The year was already a debacle for the Los Angeles Fire Department and Mayor Karen Bass, with multiple stumbles before and after the epic January blaze that obliterated Pacific Palisades, so it was hard to imagine that things could get worse in the closing days of 2025.
But they have.
A blistering Times investigation found that the Fire Department cleaned up its after-action report, downplaying missteps.
In other words, there was a blatant attempt to mislead the public.
And Bass representatives said they requested that her comments in the final minutes of a video interview — in which she admitted that “both sides botched it” in the Eaton and Palisades fires — be edited out because she thought the interview had ended.
Please.
Together, these developments will echo through the coming mayoral election, in which Bass will be called out repeatedly over one of the greatest disasters in L.A. history. We’re a long way from knowing whether she can survive and win a second term, but Austin Beutner and any other legitimate contenders are being handed gifts that will keep on giving.
In the case of the altered report, kudos to Times reporters Alene Tchekmedyian and Paul Pringle, who have been trying all year to keep the LAFD honest, which is no easy task.
In the latest bombshell dropped by the two reporters, they dug up seven drafts of the department’s self-analysis, or after-action report, and found that it had been altered multiple times to soften damning conclusions.
Language saying LAFD did not fully pre-deploy all crews and engines, despite the forecast of extreme conditions, was removed.
Language saying some crews waited more than an hour for their assignments during the fire was removed.
A section on “failures” became a section on “primary challenges.”
A reference to a violation of national guidelines on how to avoid firefighter injury and death was removed.
The central role of the earlier Lachman fire, allegedly started by an arsonist, was also sanitized. A reference to that unchecked brushfire, which later sparked the inferno, was deleted from one draft, then restored in the final version. But only in a brief reference.
Even before the smoke cleared on Jan. 7, I had one former LAFD official telling me he was certain the earlier fire had not been properly extinguished. Crews should have been sitting on it, but as The Times has reported, that didn’t happen.
What we now know with absolute clarity is that the LAFD cannot be trusted to honestly and thoroughly investigate itself. And yet after having fired one chief, Bass asked the current chief to do an investigation.
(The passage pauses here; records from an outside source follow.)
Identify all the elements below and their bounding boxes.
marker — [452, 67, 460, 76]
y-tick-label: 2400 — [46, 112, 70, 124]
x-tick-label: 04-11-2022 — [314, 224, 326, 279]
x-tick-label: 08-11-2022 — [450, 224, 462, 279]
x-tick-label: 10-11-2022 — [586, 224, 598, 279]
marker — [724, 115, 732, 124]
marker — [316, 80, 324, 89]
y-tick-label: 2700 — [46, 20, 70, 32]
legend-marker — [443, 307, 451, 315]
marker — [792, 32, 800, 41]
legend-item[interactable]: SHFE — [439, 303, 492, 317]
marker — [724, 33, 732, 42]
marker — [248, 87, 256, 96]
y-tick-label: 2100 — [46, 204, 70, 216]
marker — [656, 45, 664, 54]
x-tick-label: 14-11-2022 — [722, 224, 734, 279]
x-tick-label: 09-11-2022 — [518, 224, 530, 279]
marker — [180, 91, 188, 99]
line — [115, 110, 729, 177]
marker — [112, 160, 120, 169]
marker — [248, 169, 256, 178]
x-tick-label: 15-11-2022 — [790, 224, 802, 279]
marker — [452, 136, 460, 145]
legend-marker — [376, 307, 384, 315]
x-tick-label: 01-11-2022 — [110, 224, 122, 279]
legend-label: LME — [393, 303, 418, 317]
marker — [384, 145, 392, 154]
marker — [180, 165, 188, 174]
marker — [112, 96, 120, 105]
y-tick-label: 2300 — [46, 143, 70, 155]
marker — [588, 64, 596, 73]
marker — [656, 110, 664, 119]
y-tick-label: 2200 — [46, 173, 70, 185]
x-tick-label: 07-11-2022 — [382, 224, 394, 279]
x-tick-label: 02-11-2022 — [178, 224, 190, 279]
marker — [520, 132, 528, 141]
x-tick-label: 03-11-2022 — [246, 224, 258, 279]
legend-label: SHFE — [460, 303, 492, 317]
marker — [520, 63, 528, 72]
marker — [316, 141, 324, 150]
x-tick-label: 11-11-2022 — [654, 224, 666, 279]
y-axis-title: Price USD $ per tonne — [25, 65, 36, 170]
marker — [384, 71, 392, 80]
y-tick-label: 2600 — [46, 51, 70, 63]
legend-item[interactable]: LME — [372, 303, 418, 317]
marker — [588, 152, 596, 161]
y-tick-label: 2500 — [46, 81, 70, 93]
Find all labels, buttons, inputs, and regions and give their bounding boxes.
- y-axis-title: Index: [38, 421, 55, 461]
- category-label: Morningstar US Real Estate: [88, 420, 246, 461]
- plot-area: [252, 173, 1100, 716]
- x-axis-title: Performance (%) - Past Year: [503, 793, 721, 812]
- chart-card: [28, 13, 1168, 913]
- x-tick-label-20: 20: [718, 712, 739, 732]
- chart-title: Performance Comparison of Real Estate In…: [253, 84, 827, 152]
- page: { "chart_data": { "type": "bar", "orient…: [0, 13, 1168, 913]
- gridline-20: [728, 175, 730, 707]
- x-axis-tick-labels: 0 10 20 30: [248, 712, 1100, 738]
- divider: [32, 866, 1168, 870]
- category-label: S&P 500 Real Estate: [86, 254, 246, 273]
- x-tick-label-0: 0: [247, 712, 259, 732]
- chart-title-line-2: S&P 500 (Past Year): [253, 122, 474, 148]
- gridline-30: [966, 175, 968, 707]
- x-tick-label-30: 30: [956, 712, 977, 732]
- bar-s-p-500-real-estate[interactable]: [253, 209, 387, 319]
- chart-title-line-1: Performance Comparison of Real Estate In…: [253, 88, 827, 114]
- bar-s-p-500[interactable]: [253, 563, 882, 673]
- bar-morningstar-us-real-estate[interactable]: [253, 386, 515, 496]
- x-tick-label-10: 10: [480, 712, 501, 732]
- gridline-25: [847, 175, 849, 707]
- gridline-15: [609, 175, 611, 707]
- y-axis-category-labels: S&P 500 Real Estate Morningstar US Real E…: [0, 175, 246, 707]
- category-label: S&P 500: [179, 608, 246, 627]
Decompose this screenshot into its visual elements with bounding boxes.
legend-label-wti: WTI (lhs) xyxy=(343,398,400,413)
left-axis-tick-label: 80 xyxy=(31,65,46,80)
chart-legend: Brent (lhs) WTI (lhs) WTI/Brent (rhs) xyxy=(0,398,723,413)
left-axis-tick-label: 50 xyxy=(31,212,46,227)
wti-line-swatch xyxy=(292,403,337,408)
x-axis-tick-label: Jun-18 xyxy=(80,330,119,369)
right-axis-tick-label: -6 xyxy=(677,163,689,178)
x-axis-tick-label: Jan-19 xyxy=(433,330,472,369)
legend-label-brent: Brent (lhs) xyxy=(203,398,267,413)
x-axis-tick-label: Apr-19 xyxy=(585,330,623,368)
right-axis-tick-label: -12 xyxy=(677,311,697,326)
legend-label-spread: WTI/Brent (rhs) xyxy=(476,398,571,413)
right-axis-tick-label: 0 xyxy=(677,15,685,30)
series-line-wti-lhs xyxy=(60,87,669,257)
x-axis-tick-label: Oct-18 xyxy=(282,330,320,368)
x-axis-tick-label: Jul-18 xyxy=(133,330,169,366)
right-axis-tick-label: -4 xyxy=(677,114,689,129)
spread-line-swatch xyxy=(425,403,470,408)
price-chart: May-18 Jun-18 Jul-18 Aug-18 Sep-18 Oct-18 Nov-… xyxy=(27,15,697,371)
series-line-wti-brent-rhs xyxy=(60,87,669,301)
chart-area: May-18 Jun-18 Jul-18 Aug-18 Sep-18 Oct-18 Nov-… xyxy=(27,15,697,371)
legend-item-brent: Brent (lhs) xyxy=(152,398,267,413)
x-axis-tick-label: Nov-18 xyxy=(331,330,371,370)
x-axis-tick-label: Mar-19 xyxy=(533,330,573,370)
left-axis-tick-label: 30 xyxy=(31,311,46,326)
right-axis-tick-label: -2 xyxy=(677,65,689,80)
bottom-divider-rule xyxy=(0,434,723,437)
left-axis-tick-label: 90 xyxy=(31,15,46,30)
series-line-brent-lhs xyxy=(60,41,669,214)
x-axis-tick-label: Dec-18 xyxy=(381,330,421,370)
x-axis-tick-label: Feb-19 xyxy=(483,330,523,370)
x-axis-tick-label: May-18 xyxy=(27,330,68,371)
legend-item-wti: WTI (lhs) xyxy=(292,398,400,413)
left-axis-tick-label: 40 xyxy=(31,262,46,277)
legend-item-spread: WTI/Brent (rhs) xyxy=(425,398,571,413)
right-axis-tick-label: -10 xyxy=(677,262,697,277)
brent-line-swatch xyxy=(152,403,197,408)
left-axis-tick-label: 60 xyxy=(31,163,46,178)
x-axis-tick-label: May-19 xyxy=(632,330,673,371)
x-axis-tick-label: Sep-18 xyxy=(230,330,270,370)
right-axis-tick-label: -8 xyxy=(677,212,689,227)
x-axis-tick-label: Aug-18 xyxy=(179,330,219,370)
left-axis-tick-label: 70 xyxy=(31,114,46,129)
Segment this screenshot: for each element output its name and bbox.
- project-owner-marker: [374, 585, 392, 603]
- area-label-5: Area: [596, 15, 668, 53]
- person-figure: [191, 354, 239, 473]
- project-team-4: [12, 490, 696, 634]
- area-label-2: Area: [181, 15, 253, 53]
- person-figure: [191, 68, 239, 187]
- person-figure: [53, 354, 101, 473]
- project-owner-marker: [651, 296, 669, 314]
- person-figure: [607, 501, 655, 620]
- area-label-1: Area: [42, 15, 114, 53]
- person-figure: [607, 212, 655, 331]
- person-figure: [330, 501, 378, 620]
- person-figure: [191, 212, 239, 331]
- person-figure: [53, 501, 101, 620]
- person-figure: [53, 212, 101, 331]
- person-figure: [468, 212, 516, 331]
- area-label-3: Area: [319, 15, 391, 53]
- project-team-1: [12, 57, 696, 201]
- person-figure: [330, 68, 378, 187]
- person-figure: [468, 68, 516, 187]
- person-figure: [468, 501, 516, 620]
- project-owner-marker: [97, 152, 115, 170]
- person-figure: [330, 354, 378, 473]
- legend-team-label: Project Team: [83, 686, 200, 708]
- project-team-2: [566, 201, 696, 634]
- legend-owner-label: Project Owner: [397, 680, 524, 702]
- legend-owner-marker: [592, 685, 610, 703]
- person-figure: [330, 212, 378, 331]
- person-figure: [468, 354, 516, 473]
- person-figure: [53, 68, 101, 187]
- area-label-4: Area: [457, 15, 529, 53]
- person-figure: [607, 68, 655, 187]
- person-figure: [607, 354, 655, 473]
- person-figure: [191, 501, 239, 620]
Sue Pascoe, who lost her home in the fire and is among the thousands who don’t yet know whether they can afford to rebuild because their insurance — if they had any — doesn’t cover the cost of new construction. Pascoe, editor of the local publication Circling the News, had this reaction to the latest expose:
“To kill 12 people, let almost 7,000 homes/businesses burn, and to destroy belongings, memorabilia and memories stored in the homes — someone needs to be held accountable.”
But who will that be?
Although the altered after-action report seems designed to have minimized blame for the LAFD, if not the mayor, the Bass administration said it wasn’t involved.
“We did not red-line, review every page or review every draft of the report,” a spokesperson told the Times. “We did not discuss the Lachman Fire because it was not part of the report.”
Genethia Hudley Hayes, president of the Board of Fire Commissioners, told The Times she noticed only small differences between the final report and an earlier report she had seen.
“I was completely OK with it,” she said, adding that the final report “did not in any way obfuscate anything.”
Well I’m not OK with it, and I suspect a lot of people who lost everything in the fire feel the same way. As I’ve said before, the conditions were horrific, and there’s little doubt that firefighters did their best. But the evidence is mounting that the department’s brass blew it, or, to borrow a phrase from Bass, “botched it.”
As The Times’ David Zahniser reported, Bass said her “botched” comment came in a casual context after the podcast had ended. She also said she has made similar comments about the emergency response on numerous occasions.
She has made some critical comments, and as I mentioned, she replaced the fire chief. But the preparation and response were indeed botched. So why did her office want that portion of the interview deleted?
Let’s not forget, while we’re on the subject of botching things, that Bass left the country in the days before the fire despite warnings of catastrophic conditions. And while there’s been some progress in the recovery, her claim that things are moving at “lightning speed” overlooks the fact that thousands of burned out properties haven’t seen a hammer or a hardhat.
On her watch, we’ve seen multiple misses.
On the blunderous hiring and quick departure of a rebuilding czar. On the bungled hiring of a management team whose role was not entirely clear. On a failed tax relief plan for fire victims. On the still-undelievered promise of some building fee waivers.
In one of the latest twists on the after-action report, Tchekmedyian and Pringle report that the LAFD author was upset about revisions made without his involvement.
What a mess, and the story is likely to smolder into the new year.
If only the Lachman fire had been as watered down as the after-action report.